McCready decides that he needs Hardin for his staff, but allows him to first finish his current combat tour. Hardin's next mission is providing close air support for the Allied landings on D-Day. His aircraft is hit by flak and goes down in a slow spiral. Hardin's final fate, though, is never revealed, as his squadron continues to support the D-Day invasion.

==Cast==

- Edmond O'Brien as Major Ed Hardin
- Robert Stack as Captain Stu Hamilton
- John Rodney as Colonel Bill Brickley
- Tom D'Andrea as Sergeant Dolan
- Henry Hull as Major General Mike McCready
- James Holden as Lieutenant Tennessee Atkins
- Walter Reed as Captain Duke Chappell
- Shepperd Strudwick as Brigadier General M. Gilbert
- Arthur Space as Major Sanford
- Jack Larson as 2nd Lieutenant "Shorty" Kirk
- Bill McLean as Private Wilbur
- Lilian Bond as English lady
- Mickey McCardle as Jacobs
- Claude Allen as Stunt Pilot

Cast notes:
- Rock Hudson has an uncredited role as a pilot in his film debut. Hudson, a former truck driver by the name of Roy Fitzgerald, was under personal contract to director Raoul Walsh, who rode him unmercifully, saying "You big dumb bastard, don’t just get in the center of the camera and stay there like a tree, move!" It took 38 takes to get a good version of Hudson's first line, "You’ve got to get a bigger blackboard." He had another line after the raid on Berlin, as they celebrate in the bar with their lucky mascot black cat, "You're sure it's the same one?".

==Production==
In Fighter Squadron, the fighter group is equipped with 16 Republic P-47 Thunderbolts provided from the Air National Guard units in Georgia, North Carolina and Tennessee, which were still equipped with the type.
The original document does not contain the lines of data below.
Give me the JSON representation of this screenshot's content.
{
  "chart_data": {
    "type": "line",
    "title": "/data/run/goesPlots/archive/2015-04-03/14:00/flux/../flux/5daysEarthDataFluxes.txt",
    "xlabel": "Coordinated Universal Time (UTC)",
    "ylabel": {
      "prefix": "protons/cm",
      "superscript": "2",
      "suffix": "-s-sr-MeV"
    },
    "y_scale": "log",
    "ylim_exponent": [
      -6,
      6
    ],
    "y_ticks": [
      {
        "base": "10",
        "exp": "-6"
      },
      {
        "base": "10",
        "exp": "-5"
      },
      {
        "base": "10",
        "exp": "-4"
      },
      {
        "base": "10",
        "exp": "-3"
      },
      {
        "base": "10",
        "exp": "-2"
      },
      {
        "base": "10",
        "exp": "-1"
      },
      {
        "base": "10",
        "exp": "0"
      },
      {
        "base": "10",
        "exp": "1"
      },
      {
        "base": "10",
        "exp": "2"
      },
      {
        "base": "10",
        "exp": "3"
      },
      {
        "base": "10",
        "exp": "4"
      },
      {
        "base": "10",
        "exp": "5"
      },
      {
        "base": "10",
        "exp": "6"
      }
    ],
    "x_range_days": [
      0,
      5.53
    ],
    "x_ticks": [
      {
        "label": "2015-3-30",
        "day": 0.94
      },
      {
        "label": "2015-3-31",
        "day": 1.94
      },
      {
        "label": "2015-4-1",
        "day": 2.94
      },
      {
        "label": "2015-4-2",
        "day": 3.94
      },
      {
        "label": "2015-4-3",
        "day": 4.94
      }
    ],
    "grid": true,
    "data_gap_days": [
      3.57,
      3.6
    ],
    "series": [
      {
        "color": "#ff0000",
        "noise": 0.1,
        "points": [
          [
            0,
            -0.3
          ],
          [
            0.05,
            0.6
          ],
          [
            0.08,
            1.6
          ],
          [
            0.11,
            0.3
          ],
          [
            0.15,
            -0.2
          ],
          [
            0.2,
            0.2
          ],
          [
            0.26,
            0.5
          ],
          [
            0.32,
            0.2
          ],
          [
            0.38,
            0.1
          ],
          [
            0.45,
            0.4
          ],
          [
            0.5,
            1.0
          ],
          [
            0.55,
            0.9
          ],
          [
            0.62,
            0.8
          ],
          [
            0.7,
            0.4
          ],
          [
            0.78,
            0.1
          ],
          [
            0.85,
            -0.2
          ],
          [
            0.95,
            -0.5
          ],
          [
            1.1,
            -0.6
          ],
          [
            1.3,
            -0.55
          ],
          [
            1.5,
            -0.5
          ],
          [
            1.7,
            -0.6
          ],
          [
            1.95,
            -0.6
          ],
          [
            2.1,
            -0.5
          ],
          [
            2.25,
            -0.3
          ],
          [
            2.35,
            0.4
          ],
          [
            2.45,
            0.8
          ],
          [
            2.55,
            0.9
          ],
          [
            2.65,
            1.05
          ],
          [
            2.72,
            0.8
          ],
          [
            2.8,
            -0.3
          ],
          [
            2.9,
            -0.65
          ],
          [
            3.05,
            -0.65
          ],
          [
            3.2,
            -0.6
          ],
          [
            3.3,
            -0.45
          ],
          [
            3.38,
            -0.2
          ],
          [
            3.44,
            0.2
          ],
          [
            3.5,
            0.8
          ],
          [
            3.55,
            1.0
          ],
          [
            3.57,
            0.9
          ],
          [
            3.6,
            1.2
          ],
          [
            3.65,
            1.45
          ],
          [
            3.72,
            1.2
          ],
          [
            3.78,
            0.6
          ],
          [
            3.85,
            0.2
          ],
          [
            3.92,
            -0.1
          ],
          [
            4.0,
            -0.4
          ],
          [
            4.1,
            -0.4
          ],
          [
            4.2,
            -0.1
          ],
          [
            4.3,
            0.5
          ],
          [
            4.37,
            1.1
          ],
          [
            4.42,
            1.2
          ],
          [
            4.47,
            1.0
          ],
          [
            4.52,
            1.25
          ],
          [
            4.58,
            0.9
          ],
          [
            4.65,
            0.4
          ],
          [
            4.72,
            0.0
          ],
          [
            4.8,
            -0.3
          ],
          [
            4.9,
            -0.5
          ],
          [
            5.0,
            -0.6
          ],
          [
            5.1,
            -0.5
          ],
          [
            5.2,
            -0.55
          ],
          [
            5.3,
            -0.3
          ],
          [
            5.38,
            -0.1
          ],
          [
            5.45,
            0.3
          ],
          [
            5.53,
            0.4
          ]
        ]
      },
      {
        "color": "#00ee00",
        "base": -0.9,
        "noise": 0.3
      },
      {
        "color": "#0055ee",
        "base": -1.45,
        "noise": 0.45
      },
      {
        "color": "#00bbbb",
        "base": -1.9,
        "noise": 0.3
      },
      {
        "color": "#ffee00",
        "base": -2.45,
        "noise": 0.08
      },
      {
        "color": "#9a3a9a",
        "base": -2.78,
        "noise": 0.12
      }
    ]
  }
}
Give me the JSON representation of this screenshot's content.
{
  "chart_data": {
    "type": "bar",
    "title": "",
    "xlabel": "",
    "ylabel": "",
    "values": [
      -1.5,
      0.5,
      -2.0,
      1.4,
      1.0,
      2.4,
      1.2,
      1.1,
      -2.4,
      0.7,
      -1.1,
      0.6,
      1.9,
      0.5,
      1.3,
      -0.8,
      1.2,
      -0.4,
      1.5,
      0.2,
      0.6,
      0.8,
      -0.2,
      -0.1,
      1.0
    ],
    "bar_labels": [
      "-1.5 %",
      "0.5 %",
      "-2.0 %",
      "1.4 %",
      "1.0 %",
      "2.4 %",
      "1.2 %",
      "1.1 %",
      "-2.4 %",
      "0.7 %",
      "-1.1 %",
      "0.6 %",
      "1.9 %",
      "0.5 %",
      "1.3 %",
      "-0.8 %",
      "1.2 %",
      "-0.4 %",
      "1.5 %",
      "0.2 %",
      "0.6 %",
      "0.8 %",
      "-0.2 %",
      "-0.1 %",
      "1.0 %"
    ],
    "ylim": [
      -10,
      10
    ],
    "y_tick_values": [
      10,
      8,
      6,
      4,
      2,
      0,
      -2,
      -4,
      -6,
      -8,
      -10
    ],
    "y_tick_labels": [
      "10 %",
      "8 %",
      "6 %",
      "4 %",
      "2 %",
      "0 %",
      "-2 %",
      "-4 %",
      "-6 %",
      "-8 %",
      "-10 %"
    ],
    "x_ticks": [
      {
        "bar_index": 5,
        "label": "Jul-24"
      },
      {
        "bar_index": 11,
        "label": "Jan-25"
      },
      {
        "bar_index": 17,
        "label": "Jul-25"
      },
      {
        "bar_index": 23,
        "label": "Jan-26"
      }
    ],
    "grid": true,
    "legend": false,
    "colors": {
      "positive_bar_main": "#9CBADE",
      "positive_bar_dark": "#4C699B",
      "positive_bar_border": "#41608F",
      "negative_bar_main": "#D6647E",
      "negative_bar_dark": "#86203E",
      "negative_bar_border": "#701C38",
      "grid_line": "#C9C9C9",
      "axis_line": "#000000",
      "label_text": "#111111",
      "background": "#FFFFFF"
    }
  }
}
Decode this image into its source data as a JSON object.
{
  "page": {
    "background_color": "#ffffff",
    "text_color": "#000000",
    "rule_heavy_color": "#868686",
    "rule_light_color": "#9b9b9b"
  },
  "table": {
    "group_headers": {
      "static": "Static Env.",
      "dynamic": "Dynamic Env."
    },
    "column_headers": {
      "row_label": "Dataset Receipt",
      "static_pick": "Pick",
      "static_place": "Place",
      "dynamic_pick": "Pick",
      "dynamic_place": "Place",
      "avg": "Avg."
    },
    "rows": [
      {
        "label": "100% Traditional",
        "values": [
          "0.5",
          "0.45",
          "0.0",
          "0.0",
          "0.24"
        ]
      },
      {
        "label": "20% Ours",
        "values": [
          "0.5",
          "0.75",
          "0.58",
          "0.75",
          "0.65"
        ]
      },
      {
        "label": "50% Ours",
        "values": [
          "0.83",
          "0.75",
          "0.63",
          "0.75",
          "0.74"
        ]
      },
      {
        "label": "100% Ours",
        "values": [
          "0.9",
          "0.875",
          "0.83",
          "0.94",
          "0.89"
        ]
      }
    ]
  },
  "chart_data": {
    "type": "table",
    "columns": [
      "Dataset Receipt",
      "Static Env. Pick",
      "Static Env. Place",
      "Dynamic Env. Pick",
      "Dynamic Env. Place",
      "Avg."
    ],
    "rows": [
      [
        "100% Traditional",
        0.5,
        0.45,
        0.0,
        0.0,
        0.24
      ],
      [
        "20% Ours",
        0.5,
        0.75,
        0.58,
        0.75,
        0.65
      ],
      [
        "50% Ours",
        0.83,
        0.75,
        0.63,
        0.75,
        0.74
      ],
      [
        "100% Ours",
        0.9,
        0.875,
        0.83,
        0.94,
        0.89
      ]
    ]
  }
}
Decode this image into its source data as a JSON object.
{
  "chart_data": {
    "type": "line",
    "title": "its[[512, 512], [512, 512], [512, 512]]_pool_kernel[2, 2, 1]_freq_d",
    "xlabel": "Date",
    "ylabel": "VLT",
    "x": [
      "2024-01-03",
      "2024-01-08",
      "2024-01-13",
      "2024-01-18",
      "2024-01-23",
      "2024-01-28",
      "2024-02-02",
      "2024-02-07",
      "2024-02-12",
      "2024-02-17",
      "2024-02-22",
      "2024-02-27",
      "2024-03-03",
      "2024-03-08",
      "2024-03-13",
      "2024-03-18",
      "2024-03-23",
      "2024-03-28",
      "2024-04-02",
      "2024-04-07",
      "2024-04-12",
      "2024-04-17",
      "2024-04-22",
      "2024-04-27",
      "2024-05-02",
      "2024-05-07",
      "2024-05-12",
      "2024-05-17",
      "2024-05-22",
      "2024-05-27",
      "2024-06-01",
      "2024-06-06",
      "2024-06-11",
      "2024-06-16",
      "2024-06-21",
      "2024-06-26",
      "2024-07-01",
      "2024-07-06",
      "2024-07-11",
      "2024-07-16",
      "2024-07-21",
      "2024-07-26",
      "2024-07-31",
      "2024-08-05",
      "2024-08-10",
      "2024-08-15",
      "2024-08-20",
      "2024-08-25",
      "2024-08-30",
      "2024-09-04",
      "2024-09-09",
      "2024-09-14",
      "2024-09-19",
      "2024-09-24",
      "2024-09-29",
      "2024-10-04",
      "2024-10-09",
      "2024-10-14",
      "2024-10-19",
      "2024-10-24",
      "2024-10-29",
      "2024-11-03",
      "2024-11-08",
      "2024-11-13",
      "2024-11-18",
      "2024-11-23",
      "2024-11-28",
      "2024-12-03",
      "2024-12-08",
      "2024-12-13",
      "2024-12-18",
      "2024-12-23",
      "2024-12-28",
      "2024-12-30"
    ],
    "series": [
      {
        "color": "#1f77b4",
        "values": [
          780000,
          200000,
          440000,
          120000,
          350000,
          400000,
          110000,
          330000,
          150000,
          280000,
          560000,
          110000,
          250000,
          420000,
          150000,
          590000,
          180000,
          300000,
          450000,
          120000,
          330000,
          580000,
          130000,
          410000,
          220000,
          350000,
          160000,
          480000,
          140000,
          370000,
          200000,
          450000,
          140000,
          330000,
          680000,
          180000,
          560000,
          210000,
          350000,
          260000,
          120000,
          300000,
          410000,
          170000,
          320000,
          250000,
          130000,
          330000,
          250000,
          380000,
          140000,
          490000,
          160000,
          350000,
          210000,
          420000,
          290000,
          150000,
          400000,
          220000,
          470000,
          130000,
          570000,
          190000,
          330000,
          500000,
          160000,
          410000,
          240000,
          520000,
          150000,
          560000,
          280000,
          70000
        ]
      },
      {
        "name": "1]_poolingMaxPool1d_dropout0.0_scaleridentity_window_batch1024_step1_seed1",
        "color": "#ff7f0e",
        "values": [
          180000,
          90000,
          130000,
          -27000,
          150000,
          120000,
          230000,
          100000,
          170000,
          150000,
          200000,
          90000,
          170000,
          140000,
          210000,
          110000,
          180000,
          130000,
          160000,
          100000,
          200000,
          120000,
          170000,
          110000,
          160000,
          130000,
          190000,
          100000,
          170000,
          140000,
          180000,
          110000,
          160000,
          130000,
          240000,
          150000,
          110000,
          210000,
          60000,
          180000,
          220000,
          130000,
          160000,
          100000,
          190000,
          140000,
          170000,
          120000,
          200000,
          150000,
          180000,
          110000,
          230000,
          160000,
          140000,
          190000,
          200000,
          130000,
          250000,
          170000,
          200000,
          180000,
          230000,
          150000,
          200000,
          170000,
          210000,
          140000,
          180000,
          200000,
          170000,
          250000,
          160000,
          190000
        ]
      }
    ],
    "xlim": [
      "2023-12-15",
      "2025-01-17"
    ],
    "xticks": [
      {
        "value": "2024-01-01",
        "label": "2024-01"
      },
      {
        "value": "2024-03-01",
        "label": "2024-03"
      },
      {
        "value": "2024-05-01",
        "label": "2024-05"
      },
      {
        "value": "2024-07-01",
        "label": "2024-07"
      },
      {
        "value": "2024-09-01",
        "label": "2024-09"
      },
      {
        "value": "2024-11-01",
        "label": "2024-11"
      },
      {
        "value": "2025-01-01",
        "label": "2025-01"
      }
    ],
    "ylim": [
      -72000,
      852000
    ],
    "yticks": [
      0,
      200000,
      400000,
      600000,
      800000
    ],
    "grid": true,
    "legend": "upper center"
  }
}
To portray Luftwaffe fighters, the film used eight North American P-51 Mustangs from the California ANG, with ersatz German markings. The film was shot for two weeks at Oscoda Army Air Field on Lake Huron, Michigan, a location that approximated the terrain of the fictional English air base where the fighter groups were located. The ANG units that were assigned to the film also were able to take their active duty training while flying with the film company

Fighter Squadron used previously unreleased aerial combat color footage shot by William Wyler for his documentary, Thunderbolt! (1947). Additional location shooting took place at Van Nuys Airport, California.

Fighter Squadron, while fictitious, is based on the exploits of the fighter groups based in England before the D-Day Normandy landings. Screenwriter Seton Miller based the film on the actions of the 4th and 56th Fighter Groups. In the 4th Fighter Group, the men called themselves "Blakeslee's Bachelors"; when one got married, it was followed by ordered transfers to other units. The transfer policy was decided by the unit's commanding officer, Col. Donald J. M. Blakeslee. The technical advisors for the film included Major Joseph Perry, a veteran of the 56th Fighter Group and Major Leroy Gover, an ace with the 4th Fighter Group.

===Film music===
Warner Brothers recycled Max Steiner's main theme music from their Errol Flynn naval aviation film Dive Bomber (1941) as the main theme for Fighter Squadron. This rousing march was used again, three years later, as the main theme music for Warner Bros. World War II submarine drama Operation Pacific (1951). It would appear yet again, in the 1959 submarine film Up Periscope.

==Reception==
Fighter Squadron was reviewed by Bosley Crowther in The New York Times. He disparaged the "lurid adventure episodes" in the film story, and commented: "The glamour-repute of the Air Forces and the 'hot rocks' who flew the fighter planes, which was cause for much ironic jesting among the lowly 'doughfeet' during the war, is the stuff that Warner Brothers has exclusively put upon the screen in its loud, Technicolored Fighter Squadron, which came to the Strand yesterday".

===Box office===
According to Warner Bros. financial records, the film earned $2,252,000 domestically and $834,000 foreign.